By Jack Queen
ATLANTA (Reuters) – Donald Trump’s co-defendant Ray Smith was set to appear in an Atlanta court on Friday, after the former U.S. president himself was booked in a wide-ranging criminal case over his attempts to overturn his 2020 election defeat in Georgia.
Smith, an Atlanta lawyer, was indicted by a Fulton County grand jury earlier this month alongside Trump and 17 other co-defendants. He is accused of falsely claiming to Georgia lawmakers that thousands of felons, minors, dead people and unregistered voters cast votes in the presidential election.
His appearance comes after a momentous day in which Trump’s mug shot from the Fulton County Jail was released. Trump was captured glaring at the camera in the first such photograph of a former president in U.S. history, yet another extraordinary moment for the front-runner for the 2024 Republican nomination.
Trump, 77, already has entered uncharted territory as the first U.S. president to face criminal charges, but he did not have to submit to a photograph when making appearances in his three other criminal cases.
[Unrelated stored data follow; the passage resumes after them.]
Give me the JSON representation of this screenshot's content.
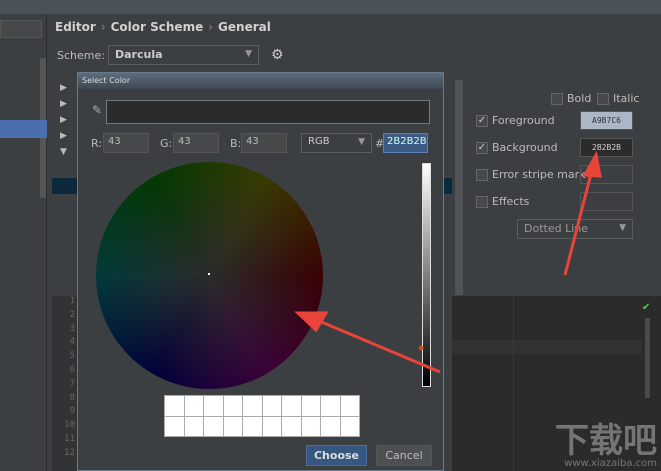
{
  "breadcrumb": [
    "Editor",
    "Color Scheme",
    "General"
  ],
  "scheme": {
    "label": "Scheme:",
    "value": "Darcula"
  },
  "attributes": {
    "bold": "Bold",
    "italic": "Italic",
    "foreground": {
      "label": "Foreground",
      "checked": true,
      "value": "A9B7C6",
      "color": "#a9b7c6"
    },
    "background": {
      "label": "Background",
      "checked": true,
      "value": "2B2B2B",
      "color": "#2b2b2b"
    },
    "error_stripe": "Error stripe mark",
    "effects": "Effects",
    "effect_type": "Dotted Line"
  },
  "gutter_lines": [
    "1",
    "2",
    "3",
    "4",
    "5",
    "6",
    "7",
    "8",
    "9",
    "10",
    "11",
    "12"
  ],
  "dialog": {
    "title": "Select Color",
    "r_label": "R:",
    "r": "43",
    "g_label": "G:",
    "g": "43",
    "b_label": "B:",
    "b": "43",
    "mode": "RGB",
    "hash": "#",
    "hex": "2B2B2B",
    "choose": "Choose",
    "cancel": "Cancel"
  },
  "watermark": {
    "text": "下载吧",
    "url": "www.xiazaiba.com"
  },
  "colors": {
    "accent": "#4b6eaf",
    "arrow": "#e8443a"
  }
}
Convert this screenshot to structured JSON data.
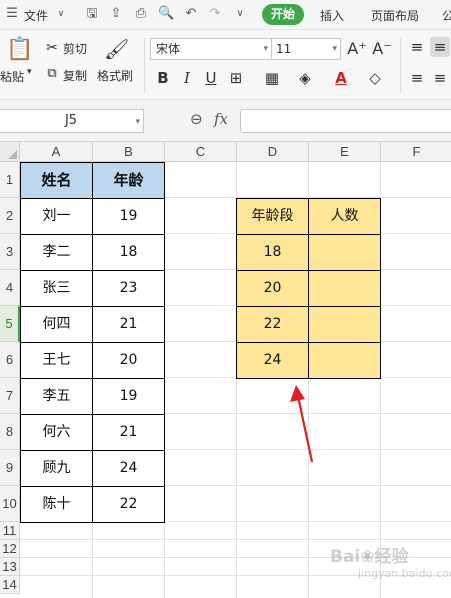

Fulton County District Attorney Fani Willis has charged Trump with 13 felony counts including racketeering for pressuring state officials to reverse his 2020 election loss and setting up an illegitimate slate of electors to undermine the formal congressional certification of Democratic President Joe Biden’s victory.
After spending about 20 minutes at the jail on Thursday evening before heading back to his New Jersey golf club, Trump repeated the claim that Willis’ prosecution – along with the others he faces – is politically motivated.
“What has taken place here is a travesty of justice,” he told reporters. “I did nothing wrong, and everybody knows it.”
Eighteen of the 19 total co-defendants, including former New York mayor Rudolph Giuliani, already have been booked, according to authorities.
Jeffrey Clark, a former high-ranking Justice Department official accused of trying to persuade Acting Attorney General Jeffrey Rosen to submit a letter to Georgia authorities falsely claiming the Justice Department had detected voting irregularities there, surrendered early on Friday morning.
Clark was released on $100,000 bond, according to Fulton County Sheriff’s Office records.
Trump has not yet entered a plea in the Georgia case. He has pleaded not guilty in two federal cases accusing him of seeking to overturn the 2020 election and retaining classified documents after leaving office, and to a New York state case linked to hush money payments to a porn star.
Far from damaging his candidacy for the Republican Party nomination, however, the four cases filed against him have only bolstered his standing. He holds a commanding polling lead in the Republican race to challenge Biden in the November 2024 election.